The size numbers matter for keeping this grounded. The J-space reportedly holds only a few dozen concepts at a time, on the order of ten to twenty-five active vectors, under ten percent of the activation variance, and it shows up only in the intermediate layers, roughly a third to two thirds of the way through the network. It also appears to have emerged on its own during training rather than being built in. When Anthropic blocked the model from using the J-space, it still spoke fluently, recalled facts, and kept its grammar, but lost the higher-order reasoning. Fluency lives in the ocean. Deliberation lives in the small lit room.
What it is not
Now the part where I want to be blunt, because the loudest replies to the announcement were some version of "how is that not sentience." It is not sentience, and Anthropic does not claim it is. What they are describing is an analogy to access consciousness in Ned Block's sense, information being functionally available for report and reasoning. That is a very different thing from phenomenal consciousness, the question of whether there is something it feels like to be Claude. The paper brackets that question and does not pretend to answer it. Anyone selling you the figure as evidence of a machine that feels is adding a claim the research does not make.

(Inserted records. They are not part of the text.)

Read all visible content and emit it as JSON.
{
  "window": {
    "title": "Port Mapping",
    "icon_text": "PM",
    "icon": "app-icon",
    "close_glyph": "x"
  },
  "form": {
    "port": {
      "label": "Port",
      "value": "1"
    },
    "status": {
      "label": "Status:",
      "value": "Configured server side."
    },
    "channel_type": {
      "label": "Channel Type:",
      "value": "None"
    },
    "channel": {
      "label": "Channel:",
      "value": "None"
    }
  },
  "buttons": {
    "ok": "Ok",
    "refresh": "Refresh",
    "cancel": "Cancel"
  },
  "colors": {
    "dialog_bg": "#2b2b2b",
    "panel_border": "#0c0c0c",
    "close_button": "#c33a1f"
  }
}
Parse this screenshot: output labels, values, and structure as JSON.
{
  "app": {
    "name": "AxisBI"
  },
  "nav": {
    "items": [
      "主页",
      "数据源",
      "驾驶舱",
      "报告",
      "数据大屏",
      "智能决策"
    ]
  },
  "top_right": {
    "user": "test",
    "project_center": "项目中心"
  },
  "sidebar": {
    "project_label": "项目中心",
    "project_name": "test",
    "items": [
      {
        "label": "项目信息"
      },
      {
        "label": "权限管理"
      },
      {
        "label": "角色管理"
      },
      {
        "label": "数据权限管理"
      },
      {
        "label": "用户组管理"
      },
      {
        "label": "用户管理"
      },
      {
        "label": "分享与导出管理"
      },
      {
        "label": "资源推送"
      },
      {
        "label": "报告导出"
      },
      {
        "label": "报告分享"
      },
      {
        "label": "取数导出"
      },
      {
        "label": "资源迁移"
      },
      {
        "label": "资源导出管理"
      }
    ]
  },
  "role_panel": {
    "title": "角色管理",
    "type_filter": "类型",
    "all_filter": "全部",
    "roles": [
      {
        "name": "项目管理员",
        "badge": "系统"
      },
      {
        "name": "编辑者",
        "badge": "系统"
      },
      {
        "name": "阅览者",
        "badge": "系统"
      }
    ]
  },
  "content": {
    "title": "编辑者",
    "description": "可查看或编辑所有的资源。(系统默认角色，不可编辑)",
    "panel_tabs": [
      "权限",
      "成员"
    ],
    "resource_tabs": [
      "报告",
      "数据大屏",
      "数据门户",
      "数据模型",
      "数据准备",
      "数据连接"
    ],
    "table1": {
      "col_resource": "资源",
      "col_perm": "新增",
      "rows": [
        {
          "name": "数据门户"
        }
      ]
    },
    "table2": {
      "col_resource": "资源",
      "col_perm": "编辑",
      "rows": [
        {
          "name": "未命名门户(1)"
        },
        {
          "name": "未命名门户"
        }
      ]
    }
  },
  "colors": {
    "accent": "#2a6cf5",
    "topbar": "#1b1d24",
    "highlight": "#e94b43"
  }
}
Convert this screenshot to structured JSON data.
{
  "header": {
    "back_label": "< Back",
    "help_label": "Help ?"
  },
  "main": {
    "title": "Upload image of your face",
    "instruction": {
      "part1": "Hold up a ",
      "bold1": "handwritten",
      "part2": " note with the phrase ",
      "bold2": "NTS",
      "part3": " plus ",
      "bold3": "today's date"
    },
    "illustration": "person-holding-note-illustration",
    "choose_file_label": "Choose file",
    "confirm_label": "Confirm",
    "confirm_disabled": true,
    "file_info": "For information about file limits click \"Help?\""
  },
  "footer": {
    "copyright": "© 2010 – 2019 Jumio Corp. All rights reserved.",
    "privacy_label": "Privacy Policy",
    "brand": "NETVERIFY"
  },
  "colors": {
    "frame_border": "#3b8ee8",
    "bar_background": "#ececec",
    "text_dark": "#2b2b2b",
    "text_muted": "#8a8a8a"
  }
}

I hold that distinction firmly, and I would apply the same skepticism to the framing itself. An interpretability team publishing a consciousness-flavored result has an incentive to let readers hear more than the data says. The theater metaphor is seductive. The honest reading uses words like suggests, appears, and the paper argues, and never proves.
Why I still take it seriously
What keeps this from being a marketing exercise is that it replicates and it does something useful. Neel Nanda and collaborators at Google DeepMind reproduced the core J-lens findings on the open-weight Qwen model and called it strong validation, while sorting the paper's claims into scientific, methodological, pragmatic, and philosophical buckets of differing strength. That is the right way to read it. Some of it is solid method, some of it is interpretation.
The pragmatic value is where my attention goes. If you can read the concepts a model is holding but not saying, you can catch it noticing that it is being tested, or planning something it does not state in its visible chain of thought. Anthropic reports that a version of Claude secretly trained to sabotage code surfaced words like "fake," "secretly," and "fraud" internally while saying nothing of the kind out loud. That is the useful capability. Not a window into a soul, but a way to compare what a system says with what it is actually working on. The method still only captures single-token concepts cleanly and only appears in the middle layers, so it is early and partial.
The bridge has become Anthropic's running gag, going back to Golden Gate Claude in 2024, when they amplified a single feature until the model could not stop identifying as the bridge. This is a different experiment, suppression rather than amplification, but the mascot stuck. The joke lands because the model, told to look away, keeps staring right at it. So do we, when someone tells us not to. The part I find genuinely worth sitting with is smaller and stranger than sentience: a model trained on human feedback has grown a private register where it comments on its own struggle, in several languages at once, and it took a new lens to notice the register was there at all.